O médico especialista admite que o HNGV “não tem nem medicamentos nem equipamentos próprios para os doentes oncológicos e que os médicos não podem fazer muito mais para além de receitar medicamentos para o alívio das dores”.

João Teodósio Amaral considera que é preciso que haja mais informação sobre a doença e a sociedade precisa estar mais alerta para a prevenção para que quem tenha sintomas ou desconfie de algum problema possa ir ao Centro da Saúde ou ao hospital procurar ajuda. Em parte, também a falta de conhecimento tem um peso grande nos diagnósticos tardios que, a par de crenças e falta de recursos médicos, resultam em vidas perdidas, como as da Marta e de Abília e de tantas outras Martas e Abílias, caso não se informe a população sobre este assunto. Quando falamos de doenças silenciosas como o cancro, prevenção é a palavra-chave .

O cancro da mama, por exemplo, ainda é um tema tabu para as mulheres timorenses. O médico explica que, por vezes, as doentes, devido à falta de conhecimento e até por vergonha, não querem fazer os exames ou os tratamentos, acabando por recorrer ao hospital já num estádio muito avançado doença.

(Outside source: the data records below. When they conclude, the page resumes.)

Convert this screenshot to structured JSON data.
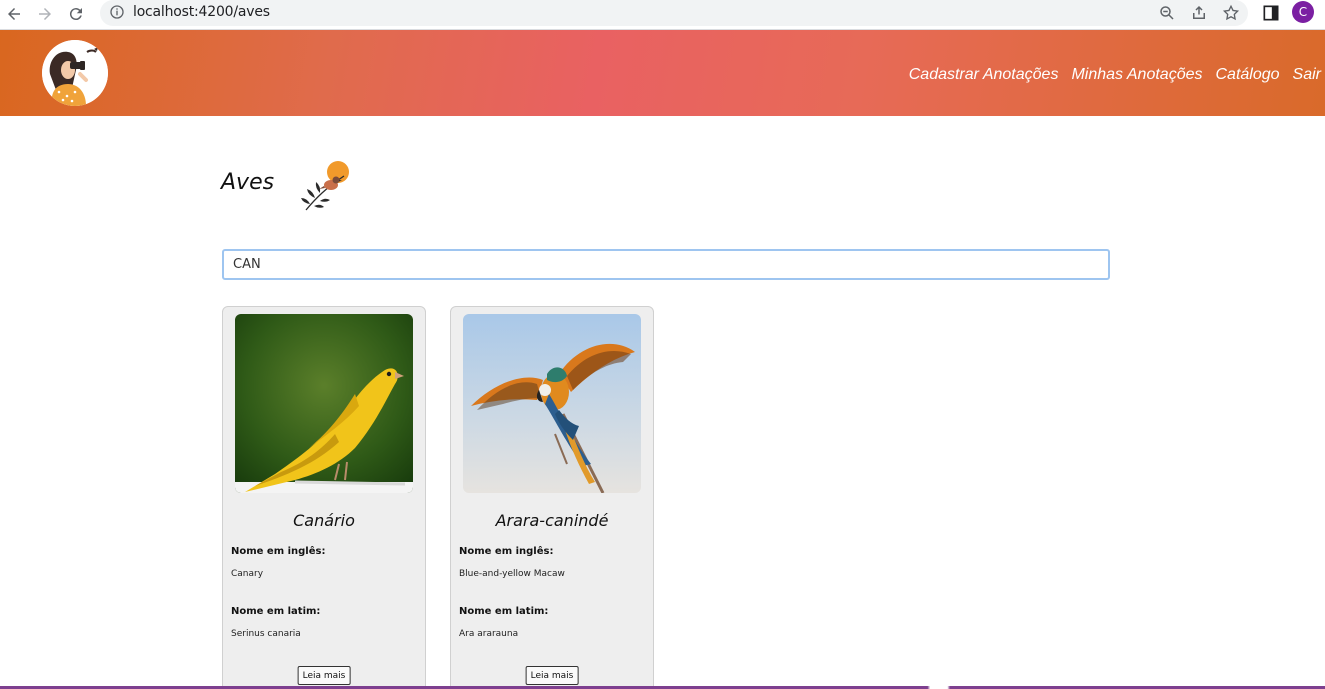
{
  "browser": {
    "url": "localhost:4200/aves",
    "profile_initial": "C"
  },
  "header": {
    "nav": [
      {
        "label": "Cadastrar Anotações"
      },
      {
        "label": "Minhas Anotações"
      },
      {
        "label": "Catálogo"
      },
      {
        "label": "Sair"
      }
    ]
  },
  "page": {
    "title": "Aves",
    "search_value": "CAN"
  },
  "cards": [
    {
      "name": "Canário",
      "english_label": "Nome em inglês:",
      "english_name": "Canary",
      "latin_label": "Nome em latim:",
      "latin_name": "Serinus canaria",
      "button": "Leia mais"
    },
    {
      "name": "Arara-canindé",
      "english_label": "Nome em inglês:",
      "english_name": "Blue-and-yellow Macaw",
      "latin_label": "Nome em latim:",
      "latin_name": "Ara ararauna",
      "button": "Leia mais"
    }
  ],
  "colors": {
    "header_start": "#d9671f",
    "header_mid": "#e96162",
    "accent_profile": "#7b1fa2"
  }
}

Quanto ao cancro do colo do útero, o Ministério da Saúde (MS), através do Hospital Nacional Guido Valadares (HNGV), com a Organização Mundial da Saúde (OMS) em Timor-Leste, lançaram a Unidade de Colposcopia. A colposcopia é um exame ginecológico que serve para observar de forma ampliada e detalhada o colo do útero. Trata-se de uma ferramenta essencial na deteção do cancro e de outras lesões.

Sobre a falta de equipamentos no serviço de oncologia, o médico especialista avança que, “o Ministério da Saúde e o HNGV estão a trabalhar juntos para capacitar o serviço de oncologia num futuro próximo”. Este processo assenta em três pontos. Começará pela habilitação do hospital com infraestruturas e serviços: “Numa primeira fase, estamos a pensar em apostar na quimioterapia , o chamado One Day Care, em que o doente recebe o tratamento durante algumas horas e depois volta para casa”. O segundo ponto refere-se a dotar os serviços dos equipamentos adequados: os médicos e o Ministério da Saúde. Um último aspeto passa por apostar numa maior capacitação dos recursos humanos, através de formações que habilitem os profissionais de saúde que atuam nesta especialidade, “uma vez que o HNGV tem apenas três oncologistas”.

O HNGV registou, de 2018 a outubro de 2022, 977 casos de cancro. Os casos diagnosticados são, à partida, certamente menos do que o número de pessoas que sofre da doença, já que muitos são aqueles que optam por não recorrer aos serviços de saúde. Os tipos de cancro que mais afetam os homens são cancro da tiroide, cancro do cólon (sistema digestivo), pescoço e cabeça, enquanto na mulher, os mais frequentes são o cancro da mama, da tiroide e do colo do útero.

Segundo dados da Organização Mundial da Saúde (OMS), os cancros mais frequentes no mundo são o do pulmão, com 11,6% de casos, a par do cancro da mama, que apresenta a mesma prevalência, o do cólon com 10,2% e o da próstata com 7,1%.

Em 2020, a OMS registou um total de 814 casos em Timor-Leste, dos quais 371 são homens e 443 mulheres.